Sunday, August 19, 2012

Wing Chun and Weight Training – the BIG DETAIL That Everyone’s Missing

I think there’s a big misconception when it comes to weight training and wing chun. Right now the two common schools of thought out there are that weight training can help wing chun or that weight training can hurt your wing chun:

1)      Some people are looking to get faster, increase their punching power, better their short range power through resistance or weight training…or

2)      Others feel that weight training stiffens you up, reduces your flexibility and makes you bigger and hence, clumsier when it comes to fighting.

I think there’s one huge detail that people are ignoring:

If you want to get good at wing chun, then practice wing chun.

If you want to get stronger or get that superhero body look, then for sure, weight training is the way to go.

Weight training will only help with wing chun to the extent that your wing chun is good. If your skills are crap, then your weight training isn’t going to help you no matter how much you can bench press.

With this in mind, you really have to figure out what your goals are:

1)      Do you want to get stronger?
2)      Do you want to punch harder?
3)      Do you want to gain size and look better?
4)      Do you want a stronger core?
5)      Do you want to get faster?
6)      Do you want better wing chun skills?

Each goal determines a specific path and workout program. But weight training won’t, at the end of the day, be the key element of making your wing chun better. Ultimately, if you want to be good at wing chun, you’re going to have to practice wing chun. There are too many complex neural connections, structural positions and muscle groups used that can’t be developed or stimulated through weight or resistance training whether you use dumbbells, kettlebells, resistance bands or bodyweight.

This said, however, once your wing chun gets good, then the added core strength and muscles from weight training will help. But it doesn’t go the other way around. You can’t expect that weight training leads to better wing chun. Only better wing chun leads to better wing chun. If your wing chun sucks, then no amount of weight training will ever help your wing chun skills.  On the flip side, if your wing chun is amazing, then weight training won’t ruin that.

The take home message is this:

If you want to incorporate weight training into your workout plan, go for it. Just be sure that you’re working out with the proper goal in mind. If you want to get stronger, be sure to lift to get stronger. If you want to get bigger, then be sure to lift weights to increase size. If you want to burn fat, you’re going to follow a plan to maximize fat burn.  BUT if you plan on working out for the primary purpose of improving your wing chun, you’re wasting your time.  Also I would recommend, if you can, that you train in wing chun first for at least a year or two before going into resistance training.  That way your wing chun skills will be decently developed in which will can actually reap some benefit from resistance training. 

Until then.


Gary said...

mostly agree,, but all training needs to be personalised,(like diet, religion etc) to be maximised.

Your point seems to be that being good at Wt revolves around being good at WT. not jsut being strong/fast/mobile etc.
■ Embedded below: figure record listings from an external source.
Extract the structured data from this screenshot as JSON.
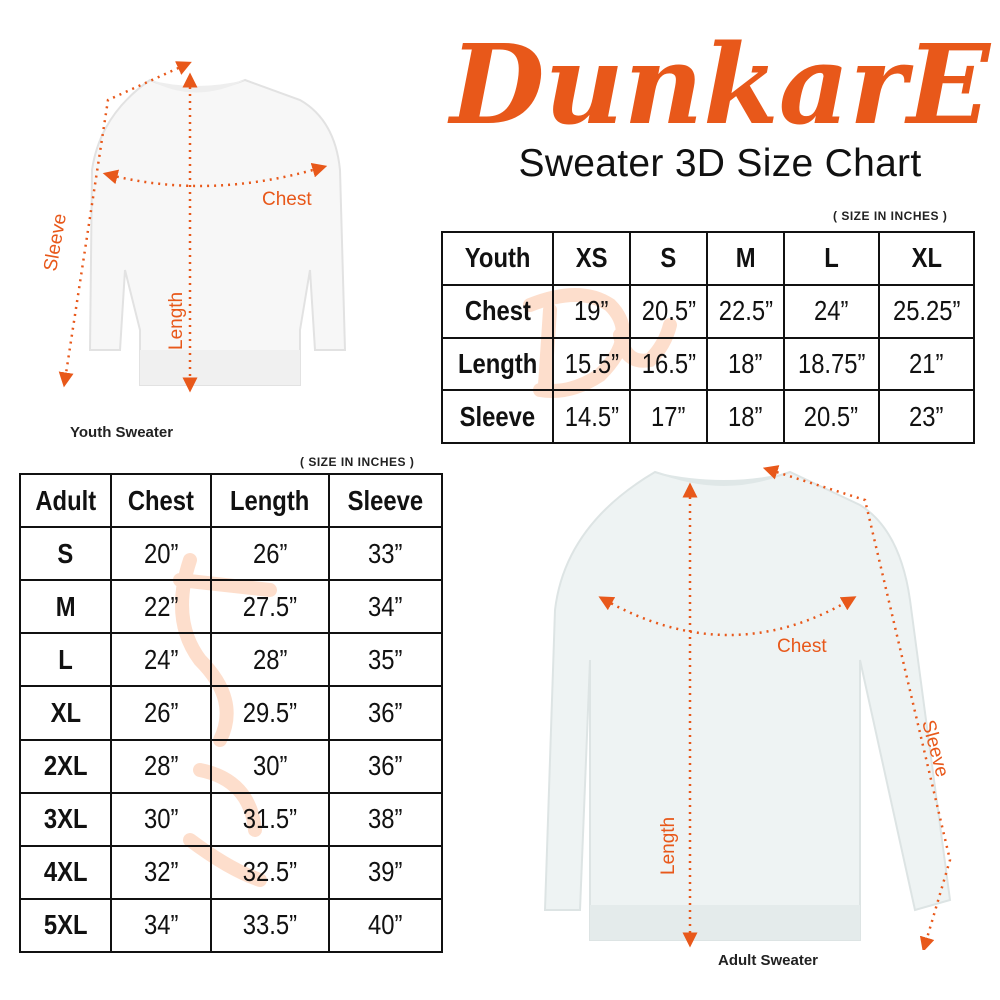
{
  "brand": {
    "logo_text": "DunkarE",
    "color": "#E8581A"
  },
  "title": "Sweater 3D Size Chart",
  "youth": {
    "note": "( SIZE IN INCHES )",
    "caption": "Youth Sweater",
    "headers": [
      "Youth",
      "XS",
      "S",
      "M",
      "L",
      "XL"
    ],
    "rows": [
      [
        "Chest",
        "19”",
        "20.5”",
        "22.5”",
        "24”",
        "25.25”"
      ],
      [
        "Length",
        "15.5”",
        "16.5”",
        "18”",
        "18.75”",
        "21”"
      ],
      [
        "Sleeve",
        "14.5”",
        "17”",
        "18”",
        "20.5”",
        "23”"
      ]
    ],
    "diagram_labels": {
      "chest": "Chest",
      "length": "Length",
      "sleeve": "Sleeve"
    }
  },
  "adult": {
    "note": "( SIZE IN INCHES )",
    "caption": "Adult Sweater",
    "headers": [
      "Adult",
      "Chest",
      "Length",
      "Sleeve"
    ],
    "rows": [
      [
        "S",
        "20”",
        "26”",
        "33”"
      ],
      [
        "M",
        "22”",
        "27.5”",
        "34”"
      ],
      [
        "L",
        "24”",
        "28”",
        "35”"
      ],
      [
        "XL",
        "26”",
        "29.5”",
        "36”"
      ],
      [
        "2XL",
        "28”",
        "30”",
        "36”"
      ],
      [
        "3XL",
        "30”",
        "31.5”",
        "38”"
      ],
      [
        "4XL",
        "32”",
        "32.5”",
        "39”"
      ],
      [
        "5XL",
        "34”",
        "33.5”",
        "40”"
      ]
    ],
    "diagram_labels": {
      "chest": "Chest",
      "length": "Length",
      "sleeve": "Sleeve"
    }
  }
}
I totally agree with that.

People who have no rooting for example need to focus on it, the weight drills that would work the muscles that power the anchors could well help focus the persons attention to them during training.. and self confidence is a big part of WT,, if you feel strong is a mental attitude, but linked to your perception of your bodys abilities.

If weight lifting ability/strength were the main factor in WT then teh best guys would be the biggest/strongest.. Seems not to be the case, since only one example can disprove a theory,

Like i say, i mostly agree.

Alex Cheun said...


Quality blog post and it's good to see other Wing Chun bloggers!

This quote hit the nail on the head, big-time!

"If you want to get good at wing chun, then practice wing chun."